Historical analyses of how the reform movement took momentum, produced a law and how it was enacted can be found elsewhere (Perris & Kemali, 1985; Saraceno & Tognoni, 1989; Mangen, 1989; Fioritti et al, 1997). In this article we try to outline the general social context in Italy, its health and psychiatric services, their organisation, functioning and culture.
Italian communities at a glance
Italy is a country of 56 995 744 inhabitants (census of 21 October 2001) and its economy is the world's seventh largest in terms of gross domestic product (GDP) (World Bank, 2003). It has the world's fifth highest life expectancy at birth (76.9 years for men and 83.3 years for women) (World Health Organization, 2003).
Administratively, the country is divided into 20 regions and 109 provinces. Because of its historical fragmentation until reunification in 1870, striking social and economic differences persist across the nation. Per capita income, economic activities, distribution of wealth, rates of unemployment and the development of welfare services are still very different in northerncentral compared with southern regions. In acknowledgement of this, a policy of devolution is now transferring most administrative powers to regional councils; notably, this includes all functions related to planning and management of health services. This explains the remarkable differences in models and implementation of psychiatric services, whose landscape has been described as ‘patchy and confused’ (Freeman et al, 1985).

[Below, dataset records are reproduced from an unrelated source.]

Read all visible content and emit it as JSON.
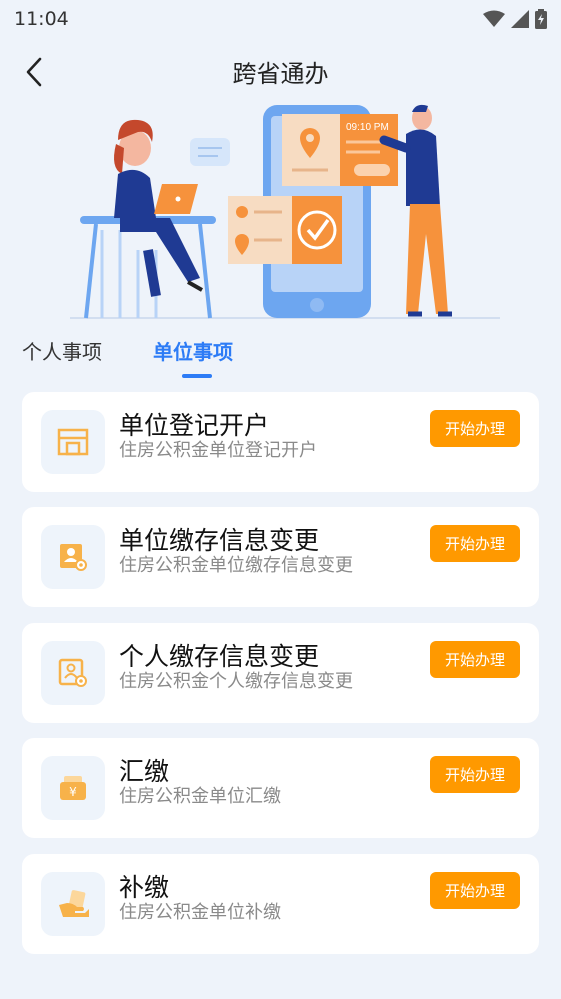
{
  "status": {
    "time": "11:04",
    "icons": [
      "wifi-icon",
      "signal-icon",
      "battery-icon"
    ]
  },
  "header": {
    "title": "跨省通办",
    "back_icon": "chevron-left-icon"
  },
  "hero": {
    "clock_text": "09:10 PM"
  },
  "tabs": [
    {
      "label": "个人事项",
      "active": false
    },
    {
      "label": "单位事项",
      "active": true
    }
  ],
  "colors": {
    "accent": "#2d7cf6",
    "button": "#ff9900",
    "icon_orange": "#f7b24a",
    "background": "#eef3fa"
  },
  "items": [
    {
      "title": "单位登记开户",
      "desc": "住房公积金单位登记开户",
      "button": "开始办理",
      "icon": "storefront-icon"
    },
    {
      "title": "单位缴存信息变更",
      "desc": "住房公积金单位缴存信息变更",
      "button": "开始办理",
      "icon": "profile-settings-icon"
    },
    {
      "title": "个人缴存信息变更",
      "desc": "住房公积金个人缴存信息变更",
      "button": "开始办理",
      "icon": "profile-settings-icon"
    },
    {
      "title": "汇缴",
      "desc": "住房公积金单位汇缴",
      "button": "开始办理",
      "icon": "wallet-yuan-icon"
    },
    {
      "title": "补缴",
      "desc": "住房公积金单位补缴",
      "button": "开始办理",
      "icon": "hand-payment-icon"
    }
  ]
}
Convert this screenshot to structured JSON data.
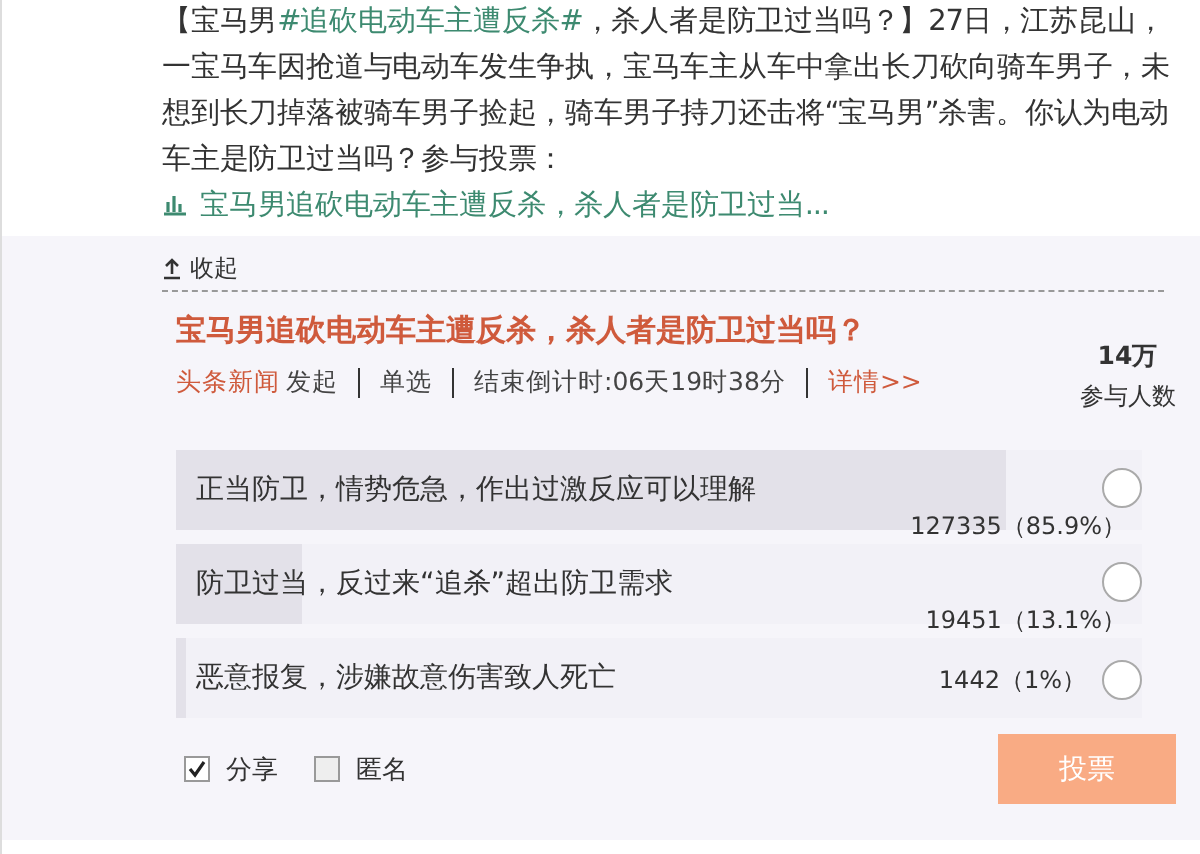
{
  "article": {
    "parts": [
      {
        "kind": "text",
        "text": "【宝马男"
      },
      {
        "kind": "tag",
        "text": "#追砍电动车主遭反杀#"
      },
      {
        "kind": "text",
        "text": "，杀人者是防卫过当吗？】27日，江苏昆山，一宝马车因抢道与电动车发生争执，宝马车主从车中拿出长刀砍向骑车男子，未想到长刀掉落被骑车男子捡起，骑车男子持刀还击将“宝马男”杀害。你认为电动车主是防卫过当吗？参与投票："
      },
      {
        "kind": "poll-link",
        "text": "宝马男追砍电动车主遭反杀，杀人者是防卫过当..."
      }
    ]
  },
  "collapse": {
    "label": "收起"
  },
  "poll": {
    "title": "宝马男追砍电动车主遭反杀，杀人者是防卫过当吗？",
    "source": "头条新闻",
    "source_suffix": "发起",
    "mode": "单选",
    "countdown": "结束倒计时:06天19时38分",
    "details": "详情>>",
    "participants": "14万",
    "participants_label": "参与人数",
    "options": [
      {
        "label": "正当防卫，情势危急，作出过激反应可以理解",
        "level": 0.859,
        "result": "127335（85.9%）",
        "selected": false
      },
      {
        "label": "防卫过当，反过来“追杀”超出防卫需求",
        "level": 0.131,
        "result": "19451（13.1%）",
        "selected": false
      },
      {
        "label": "恶意报复，涉嫌故意伤害致人死亡",
        "level": 0.01,
        "result": "1442（1%）",
        "selected": false
      }
    ],
    "toggles": [
      {
        "label": "分享",
        "checked": true
      },
      {
        "label": "匿名",
        "checked": false
      }
    ],
    "submit": {
      "label": "投票",
      "disabled": true
    }
  }
}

Although rapid demographic changes are occurring (in particular, massive immigration is compensating for a decrease in the native population, which presently has a low birth rate), Italian society is still based on strong family links and demographic stability. Recent comparative studies (Warner et al, 1998; Fioritti et al, 2002) have shown that over 70% of patients with psychosis live with their family, in accommodation they own and in which they have typically lived for about 20 years.